Clickable element that updates a table rather than a page


#1

I’ve been working on a crawler to pull some financial data from Yahoo Finance. On the financials page of each company there is a button that updates the tables to display quarterly data. I’ve been trying to get the crawler to click the button and collect the data from the updated tables, but haven’t had much luck. I have tried a jQuery click() call that was suggested to me in a previous conversation with support but the DOM doesn’t actually seem to be updating. I apologize if I missed something simple. Prior to this project I have only worked in Python. Thanks in advance!

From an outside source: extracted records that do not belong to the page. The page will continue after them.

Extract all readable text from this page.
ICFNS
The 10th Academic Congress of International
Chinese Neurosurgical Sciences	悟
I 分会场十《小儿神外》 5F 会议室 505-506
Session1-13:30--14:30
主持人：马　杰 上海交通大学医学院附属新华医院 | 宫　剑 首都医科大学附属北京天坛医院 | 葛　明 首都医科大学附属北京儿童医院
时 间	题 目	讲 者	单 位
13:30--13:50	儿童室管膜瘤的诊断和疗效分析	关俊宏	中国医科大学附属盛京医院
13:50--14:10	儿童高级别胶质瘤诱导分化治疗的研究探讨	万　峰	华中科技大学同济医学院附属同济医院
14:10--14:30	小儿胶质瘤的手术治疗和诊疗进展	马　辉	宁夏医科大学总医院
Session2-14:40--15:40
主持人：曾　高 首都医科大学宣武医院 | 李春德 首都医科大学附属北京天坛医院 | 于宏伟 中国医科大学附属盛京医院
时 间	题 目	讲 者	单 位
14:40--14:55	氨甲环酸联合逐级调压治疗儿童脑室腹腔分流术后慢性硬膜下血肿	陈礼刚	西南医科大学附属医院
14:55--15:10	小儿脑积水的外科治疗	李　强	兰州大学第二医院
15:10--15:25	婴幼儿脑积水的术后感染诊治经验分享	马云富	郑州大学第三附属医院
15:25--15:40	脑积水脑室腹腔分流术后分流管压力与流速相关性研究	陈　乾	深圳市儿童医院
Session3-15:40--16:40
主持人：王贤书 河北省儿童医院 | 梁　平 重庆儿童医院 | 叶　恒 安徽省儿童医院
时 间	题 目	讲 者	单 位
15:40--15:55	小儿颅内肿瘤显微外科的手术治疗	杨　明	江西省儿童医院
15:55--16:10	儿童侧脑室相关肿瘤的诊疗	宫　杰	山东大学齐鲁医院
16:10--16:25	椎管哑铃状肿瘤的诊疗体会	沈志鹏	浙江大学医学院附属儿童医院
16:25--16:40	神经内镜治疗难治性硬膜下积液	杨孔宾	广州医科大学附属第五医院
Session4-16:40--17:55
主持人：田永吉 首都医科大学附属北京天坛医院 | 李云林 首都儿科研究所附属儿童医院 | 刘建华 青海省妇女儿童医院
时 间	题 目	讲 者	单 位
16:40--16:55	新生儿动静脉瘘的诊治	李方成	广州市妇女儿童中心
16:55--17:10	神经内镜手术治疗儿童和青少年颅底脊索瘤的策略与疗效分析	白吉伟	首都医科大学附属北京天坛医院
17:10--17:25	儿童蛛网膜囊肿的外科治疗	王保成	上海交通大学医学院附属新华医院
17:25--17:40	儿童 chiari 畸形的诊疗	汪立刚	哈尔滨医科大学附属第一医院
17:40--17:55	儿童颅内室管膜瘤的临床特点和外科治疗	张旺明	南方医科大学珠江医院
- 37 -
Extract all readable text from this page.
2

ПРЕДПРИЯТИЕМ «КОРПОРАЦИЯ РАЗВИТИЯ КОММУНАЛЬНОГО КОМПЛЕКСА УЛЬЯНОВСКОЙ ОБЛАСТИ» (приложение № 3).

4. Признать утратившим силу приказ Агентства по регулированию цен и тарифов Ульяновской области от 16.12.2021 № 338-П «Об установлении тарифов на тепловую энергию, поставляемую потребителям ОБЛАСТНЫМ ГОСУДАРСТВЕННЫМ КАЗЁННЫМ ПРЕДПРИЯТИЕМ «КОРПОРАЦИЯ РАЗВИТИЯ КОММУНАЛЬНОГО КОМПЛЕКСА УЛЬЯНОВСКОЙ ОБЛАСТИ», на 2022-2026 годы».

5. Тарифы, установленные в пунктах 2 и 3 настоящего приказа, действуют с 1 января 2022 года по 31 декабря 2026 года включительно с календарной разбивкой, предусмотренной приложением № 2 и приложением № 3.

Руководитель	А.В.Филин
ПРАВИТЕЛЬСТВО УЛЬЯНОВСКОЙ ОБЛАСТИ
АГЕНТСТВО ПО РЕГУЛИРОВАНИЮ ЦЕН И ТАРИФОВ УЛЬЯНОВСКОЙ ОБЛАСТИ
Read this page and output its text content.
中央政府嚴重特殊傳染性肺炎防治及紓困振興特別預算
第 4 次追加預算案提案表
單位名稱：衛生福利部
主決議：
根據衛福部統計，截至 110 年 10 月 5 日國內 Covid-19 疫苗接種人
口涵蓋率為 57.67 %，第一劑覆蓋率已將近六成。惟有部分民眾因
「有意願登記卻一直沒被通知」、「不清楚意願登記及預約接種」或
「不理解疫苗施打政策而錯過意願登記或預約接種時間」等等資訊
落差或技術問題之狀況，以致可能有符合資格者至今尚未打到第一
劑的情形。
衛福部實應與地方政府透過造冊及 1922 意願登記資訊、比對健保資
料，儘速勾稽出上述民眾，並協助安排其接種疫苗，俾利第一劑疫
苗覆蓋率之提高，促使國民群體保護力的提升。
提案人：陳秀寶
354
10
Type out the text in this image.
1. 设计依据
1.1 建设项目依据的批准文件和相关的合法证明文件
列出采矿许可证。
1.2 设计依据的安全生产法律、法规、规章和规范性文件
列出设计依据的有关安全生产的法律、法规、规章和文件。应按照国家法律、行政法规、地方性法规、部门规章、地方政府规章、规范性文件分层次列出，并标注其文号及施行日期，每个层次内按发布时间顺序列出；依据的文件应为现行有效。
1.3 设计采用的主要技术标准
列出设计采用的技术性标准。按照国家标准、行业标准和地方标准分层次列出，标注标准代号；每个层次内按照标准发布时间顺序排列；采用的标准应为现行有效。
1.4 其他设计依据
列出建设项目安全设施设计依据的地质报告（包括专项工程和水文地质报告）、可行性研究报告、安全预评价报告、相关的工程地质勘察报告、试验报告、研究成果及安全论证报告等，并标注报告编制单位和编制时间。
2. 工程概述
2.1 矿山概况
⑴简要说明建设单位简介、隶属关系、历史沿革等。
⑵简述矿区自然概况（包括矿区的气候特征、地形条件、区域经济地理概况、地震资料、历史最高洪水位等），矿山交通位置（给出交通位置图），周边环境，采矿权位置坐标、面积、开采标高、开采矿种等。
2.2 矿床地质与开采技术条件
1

function pageFunction(context) {
// called on every page the crawler visits, use it to extract data from it
var fourcol = ['balance-sheet', 'financials', 'cash-flow'];
var $ = context.jQuery;
if (context.request.label === "START") {
    var SPREADSHEET_ID = "181ZudsbUkilFrODlXZqqtkrz2RBDm1ZzrRCWMPH3QQU";
    var NUMBER_OF_SHEETS = 1;
    var loaddata = function(id){
        var urlAPI = "https://spreadsheets.google.com/feeds/list/" + SPREADSHEET_ID + "/1/public/values?alt=json";
        $.get(urlAPI, function(data) {
            var entries = data.feed.entry;
            $.each(entries, function(index, value) {
                var url = value.title.$t;
                //context.enqueuePage(url);
            });
            context.finish();
        });
    }
    loaddata(1);
    context.skipOutput();
    context.willFinishLater();    
}

var dict = {};
var raw_company = $('h1').text().trim();
var company_name = raw_company.substring(0, raw_company.lastIndexOf(' '));
var company_ticker = raw_company.substring(raw_company.lastIndexOf('(')+1, raw_company.lastIndexOf(')'));

var annual_list = [{'Name': company_name, 'Ticker': company_ticker}];

if (fourcol.indexOf(context.request.label) >= 0){
    //annual_list = annual_list.concat([{'Name': company_name, 'Ticker': company_ticker},{'Name': company_name, 'Ticker': company_ticker},
            //{'Name': company_name, 'Ticker': company_ticker},{'Name': company_name, 'Ticker': company_ticker}]);

            
    $('table').each(function (j, tabl) {
        $(tabl).find('tr').each(function (i, row) {
            var a_row = $(row);
            var a_label = a_row.find('td:eq(0)').text().trim();
            annual_list[0][a_label +' 1'] = a_row.find('td:eq(1)').text().trim();
            annual_list[0][a_label +' 2'] = a_row.find('td:eq(2)').text().trim();
            annual_list[0][a_label +' 3'] = a_row.find('td:eq(3)').text().trim();
            annual_list[0][a_label +' 4'] = a_row.find('td:eq(4)').text().trim();
        });
    });
}
else if (context.request.label === "analysis"){
    var labels = ['EE', 'RE', 'EH', 'ET', 'ER', 'GE']
    $('table').each(function (j, tabl) {
        /*$(tabl).find('tr').each(function (i, row) {
            var a_row = $(row);
            var a_label = a_row.find('td:eq(0)').text().trim();
            annual_list[0][a_label] = a_row.find('td:eq(1)').text().trim();
            annual_list[1][a_label] = a_row.find('td:eq(2)').text().trim();
            annual_list[2][a_label] = a_row.find('td:eq(3)').text().trim();
            annual_list[3][a_label] = a_row.find('td:eq(4)').text().trim();
        });*/
    });
}
console.log("CLICKING: " + $('span:contains("Analysis")').prop('outerHTML'));
//$('span:contains("Financials")').click();
$('span:contains("Quarterly")').click();

/*setTimeout(function(){
    var quarterly_list = [{'Name': company_name, 'Ticker': company_ticker},{'Name': company_name, 'Ticker': company_ticker},
            {'Name': company_name, 'Ticker': company_ticker},{'Name': company_name, 'Ticker': company_ticker}];

    $('tr').each(function (i, row) {
        var b_row = $(row);
        var b_label = b_row.find('td:eq(0)').text().trim();
        quarterly_list[0][b_label] = b_row.find('td:eq(1)').text().trim();
        quarterly_list[1][b_label] = b_row.find('td:eq(2)').text().trim();
        quarterly_list[2][b_label] = b_row.find('td:eq(3)').text().trim();
        quarterly_list[3][b_label] = b_row.find('td:eq(4)').text().trim();
    });
    context.finish(annual_list.concat(quarterly_list));       
}, 3000);
context.willFinishLater();*/
return annual_list;

}


#2

Hi @ElliotGiles,

I checked your code and I have no idea, why click doesn’t work. You can try to extend timeout in setTimeout function. You can also try to switch on verbose log and check if you can find issue.

I recommend using actor with puppeter, where you can control browser better way. There is example how you can create simple crawler in actor. It will be easy creating crawler like that in actor.